Кэтрин не сказала, что сама еще до конца не может поверить в реальность происходящего. Может, с этим и связано ее идиотское заявление? Как ни глупо, но это правда. Случилось то единственное, о чем она не подумала, заключая сделку с графом. Сейчас она понимала, что отгоняла саму мысль о такой возможности, думая о судьбе незаконнорожденной Джули.
Он, конечно, захочет взглянуть на нее и ребенка, если узнает. Дитя будет утешением ущемленной гордости блестящего графа. Но он может и возненавидеть его заранее.
Боже, что же ей теперь делать? Большая часть выплаченного ей жалованья все еще оставалась нетронутой, но она не настолько глупа, чтобы думать, будто этих денег может надолго хватить женщине с двумя детьми. Сидя за дубовым столом в крестьянском доме и стараясь не смотреть во встревоженные глаза Берты, Кэтрин вдруг подумала, что весь последний год был для нее временем крушения надежд.
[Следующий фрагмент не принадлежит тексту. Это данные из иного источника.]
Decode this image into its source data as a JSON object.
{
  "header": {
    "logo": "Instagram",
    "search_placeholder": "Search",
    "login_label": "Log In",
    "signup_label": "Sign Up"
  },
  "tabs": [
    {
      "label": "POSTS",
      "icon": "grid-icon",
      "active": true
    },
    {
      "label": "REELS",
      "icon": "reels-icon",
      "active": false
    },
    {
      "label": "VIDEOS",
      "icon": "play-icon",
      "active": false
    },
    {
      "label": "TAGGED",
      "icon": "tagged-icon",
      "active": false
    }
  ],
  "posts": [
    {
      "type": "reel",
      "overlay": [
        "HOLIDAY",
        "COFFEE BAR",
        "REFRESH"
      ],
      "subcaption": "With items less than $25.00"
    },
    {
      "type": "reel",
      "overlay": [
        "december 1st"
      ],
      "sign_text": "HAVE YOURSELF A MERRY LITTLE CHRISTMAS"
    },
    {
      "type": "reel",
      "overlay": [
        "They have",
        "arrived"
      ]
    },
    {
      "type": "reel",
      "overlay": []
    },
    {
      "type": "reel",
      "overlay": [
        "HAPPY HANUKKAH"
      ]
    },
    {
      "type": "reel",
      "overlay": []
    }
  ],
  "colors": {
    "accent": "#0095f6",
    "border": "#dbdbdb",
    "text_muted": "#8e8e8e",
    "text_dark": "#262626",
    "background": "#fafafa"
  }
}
Она уехала из Донегана, чтобы начать новую самостоятельную жизнь, а в итоге встретила графа. Она убежала от него с надеждой, что у нее хватит сил воспитать девочку, которую полюбила. А теперь оказывается, что она носит под сердцем еще одного его ребенка! Когда и куда ей бежать теперь в таком состоянии? Неужели ей всю жизнь так и придется бегать и скрываться от кого-то.
— Думаю, что я еще в состоянии уехать, — напряженно произнесла Кэтрин, подвергая испытанию доброту Берты, как пробуют воду, прежде чем нырнуть в нее.
— Уехать?!
Берта была не просто удивлена, а ошеломлена. Она хотела о многом поговорить с Кэтрин, но такое решение ей и в голову не приходило. Да и куда она может поехать? В долгие зимние вечера единственным развлечением двух одиноких женщин были разговоры. Они часами шептались, стараясь не разбудить Джули. Не обошлось, конечно, и без разговоров о прошлом. Кэтрин не старалась своими рассказами вызвать жалость к себе. В жалости, по ее глубокому убеждению, нуждались слепые, убогие и инвалиды войны, а не здоровые, умные и красивые женщины. О детстве, проведенном в Донегане, она рассказывала с юмором. Кэтрин с комической точностью изобразила выражение лица и голос растерянного отца, когда он выслушивал упреки матери, поймавшей его на кокетстве с одной из соседок. Разгневанную маму она тоже изобразила довольно наглядно. Кэтрин не забыла о Констанции, которая с улыбкой, но решительно выпроваживала юную Кэтрин подальше от места события. О том, как она покидала родной дом, девушка поведала без слез и злости — просто не было другого выхода, и все. Рассказала Кэтрин и о Лондоне, и о своей встрече с графиней.